Allora prestavo servizio in un'agenzia situata in Piazzale Dateo, a Milano, una zona sul limite tra i quartieri popolari ed operai del Calvairate e quelli "signorili" a ridosso della circonvallazione interna.

La clientela, ai tempi, era relativamente diversificata e al suo interno commercianti, piccoli professionisti, rappresentanti e qualche benestante senza occupazione immediatamente riconoscibile, ma con cospicue rendite finanziarie, facevano la parte del leone.

Ero ancora un “assistente alla clientela”, dizione convenientemente approssimativa che significava tutto e niente, e mi trovai a discutere con un cliente, un florido grossista di attrezzature per laboratori alimentari, pasticcerie e simili, del fatto che avevamo negato una linea di credito alla figlia, che aveva a sua volta un conto presso l’agenzia, anche se il suo negozio di abbigliamento sportivo era in via Paolo Sarpi, dall’altra parte della città.

Via Paolo Sarpi, per chi non conosce Milano è, assieme a Via Canonica, il cuore di un quartiere cinese che esiste perlomeno dai tempi di mio nonno, molto prima che scoppiasse la Grande Guerra, anche se la consistenza della comunità cinese è stata, fino agli inizi degli anni ’80 molto più contenuta di quanto non sia ora.

Ho dei ricordi, da bambino, di signori cinesi che non spiccicavano una parola d'italiano, ma avevano una padronanza del dialetto meneghino che avrebbe suscitato l'invidia perfino di Carlo Porta.

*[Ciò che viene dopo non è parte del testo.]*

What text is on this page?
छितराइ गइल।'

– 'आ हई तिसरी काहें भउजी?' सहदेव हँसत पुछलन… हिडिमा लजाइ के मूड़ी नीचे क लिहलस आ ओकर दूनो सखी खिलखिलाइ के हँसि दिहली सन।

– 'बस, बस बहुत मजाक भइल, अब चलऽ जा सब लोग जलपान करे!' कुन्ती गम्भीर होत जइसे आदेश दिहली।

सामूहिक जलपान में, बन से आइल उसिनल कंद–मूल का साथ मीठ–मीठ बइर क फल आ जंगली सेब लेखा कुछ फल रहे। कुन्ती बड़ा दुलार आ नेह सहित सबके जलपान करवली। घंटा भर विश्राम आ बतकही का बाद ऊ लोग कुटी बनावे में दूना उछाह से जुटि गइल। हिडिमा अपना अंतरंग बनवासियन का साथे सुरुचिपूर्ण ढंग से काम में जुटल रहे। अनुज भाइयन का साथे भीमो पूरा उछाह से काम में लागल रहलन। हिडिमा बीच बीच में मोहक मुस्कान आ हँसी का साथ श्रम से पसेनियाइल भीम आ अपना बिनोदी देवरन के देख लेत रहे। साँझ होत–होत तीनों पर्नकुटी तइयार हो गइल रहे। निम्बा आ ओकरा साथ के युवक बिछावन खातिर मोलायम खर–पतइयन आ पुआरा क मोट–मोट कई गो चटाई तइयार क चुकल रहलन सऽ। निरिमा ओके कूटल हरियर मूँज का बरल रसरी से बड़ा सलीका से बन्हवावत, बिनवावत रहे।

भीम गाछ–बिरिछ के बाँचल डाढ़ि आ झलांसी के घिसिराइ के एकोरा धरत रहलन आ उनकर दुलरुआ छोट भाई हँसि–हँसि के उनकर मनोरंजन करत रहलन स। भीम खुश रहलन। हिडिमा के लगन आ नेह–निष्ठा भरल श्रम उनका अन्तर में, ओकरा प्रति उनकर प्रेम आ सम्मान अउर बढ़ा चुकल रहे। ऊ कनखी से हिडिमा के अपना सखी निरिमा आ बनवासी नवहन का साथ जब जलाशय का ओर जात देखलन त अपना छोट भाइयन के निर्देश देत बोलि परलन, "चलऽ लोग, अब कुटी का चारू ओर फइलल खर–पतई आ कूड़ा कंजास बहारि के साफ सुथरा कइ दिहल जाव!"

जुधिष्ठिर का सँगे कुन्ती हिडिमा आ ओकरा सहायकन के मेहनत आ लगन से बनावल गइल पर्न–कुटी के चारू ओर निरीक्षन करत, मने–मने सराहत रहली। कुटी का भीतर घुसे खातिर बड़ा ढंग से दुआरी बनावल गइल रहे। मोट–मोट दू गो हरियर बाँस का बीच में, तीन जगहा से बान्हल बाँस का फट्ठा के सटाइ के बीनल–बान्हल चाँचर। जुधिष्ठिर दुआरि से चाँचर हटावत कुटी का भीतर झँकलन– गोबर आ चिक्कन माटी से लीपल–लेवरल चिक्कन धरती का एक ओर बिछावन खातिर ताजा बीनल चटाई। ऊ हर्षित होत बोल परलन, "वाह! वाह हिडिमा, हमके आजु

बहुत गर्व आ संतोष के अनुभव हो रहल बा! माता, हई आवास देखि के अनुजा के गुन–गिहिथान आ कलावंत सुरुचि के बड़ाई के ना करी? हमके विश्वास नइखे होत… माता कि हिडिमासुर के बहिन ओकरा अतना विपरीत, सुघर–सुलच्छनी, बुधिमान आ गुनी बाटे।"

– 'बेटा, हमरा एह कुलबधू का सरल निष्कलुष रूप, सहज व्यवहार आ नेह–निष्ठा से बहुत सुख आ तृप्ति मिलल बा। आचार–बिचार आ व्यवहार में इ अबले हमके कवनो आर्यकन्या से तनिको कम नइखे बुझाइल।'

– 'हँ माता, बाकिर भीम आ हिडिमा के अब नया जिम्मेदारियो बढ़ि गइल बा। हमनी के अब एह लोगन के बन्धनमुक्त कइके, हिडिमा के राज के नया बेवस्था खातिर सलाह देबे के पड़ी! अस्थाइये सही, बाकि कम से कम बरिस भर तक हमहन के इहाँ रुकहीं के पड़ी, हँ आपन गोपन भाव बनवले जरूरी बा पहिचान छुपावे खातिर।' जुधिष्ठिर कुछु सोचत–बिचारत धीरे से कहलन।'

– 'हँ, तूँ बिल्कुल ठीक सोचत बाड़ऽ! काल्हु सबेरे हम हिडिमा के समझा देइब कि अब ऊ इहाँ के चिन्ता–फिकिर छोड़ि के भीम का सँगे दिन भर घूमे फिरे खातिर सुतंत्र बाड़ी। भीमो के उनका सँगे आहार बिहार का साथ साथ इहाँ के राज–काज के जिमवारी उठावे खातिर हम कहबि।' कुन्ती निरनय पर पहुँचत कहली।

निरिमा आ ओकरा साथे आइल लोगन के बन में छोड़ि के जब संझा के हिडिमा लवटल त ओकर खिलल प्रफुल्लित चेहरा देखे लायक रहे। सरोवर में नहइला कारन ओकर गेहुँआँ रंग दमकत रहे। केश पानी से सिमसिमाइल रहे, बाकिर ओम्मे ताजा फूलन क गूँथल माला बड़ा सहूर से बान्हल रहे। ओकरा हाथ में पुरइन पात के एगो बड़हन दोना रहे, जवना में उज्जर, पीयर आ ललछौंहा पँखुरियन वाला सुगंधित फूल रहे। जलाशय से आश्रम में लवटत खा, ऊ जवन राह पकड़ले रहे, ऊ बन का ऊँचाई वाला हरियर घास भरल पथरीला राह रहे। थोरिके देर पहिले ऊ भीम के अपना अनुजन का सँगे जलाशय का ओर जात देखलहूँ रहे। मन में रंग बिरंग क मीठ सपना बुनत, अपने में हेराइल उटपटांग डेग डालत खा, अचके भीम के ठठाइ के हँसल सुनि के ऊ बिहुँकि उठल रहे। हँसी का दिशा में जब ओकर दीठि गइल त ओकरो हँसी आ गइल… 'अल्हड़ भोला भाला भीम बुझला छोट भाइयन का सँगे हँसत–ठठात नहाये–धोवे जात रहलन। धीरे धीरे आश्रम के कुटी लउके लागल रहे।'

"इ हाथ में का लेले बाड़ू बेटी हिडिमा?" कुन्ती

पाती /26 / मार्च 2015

Comunque sia, ai tempi la presenza cinese cominciava ad ispessirsi, ma quella zona rimaneva ancora un quartiere della vecchia Milano e nessuno avrebbe ipotizzato che, il decennio successivo, le insegne di via Sarpi sarebbero state tutte scritte in cantonese o mandarino, e che un italiano avrebbe potuto percorrerla tutta, ed è bella lunga, col rischio di non capire nessuno e di non farsi capire da alcuno.

Però la spietata politica dei prezzi era già allora la strategia principale praticata dai commercianti cinesi, e la signora che aveva richiesto la linea di credito era in affanno, perché in una zona che andava configurandosi come una specie di discount commerciale, lei, perseguendo margini elevati a prescindere, praticava prezzi d'affezione per articoli di qualità medio alta, col risultato di dare una severa “rasoiata” ai suoi introiti. 

Fu per quello, per la contrazione degli affari derivata da un'errata valutazione della sua presenza commerciale, che richiese l'erogazione di un fido di cassa, per galleggiare in attesa... di cosa? Probabilmente che i cinesi sparissero dalla circolazione. 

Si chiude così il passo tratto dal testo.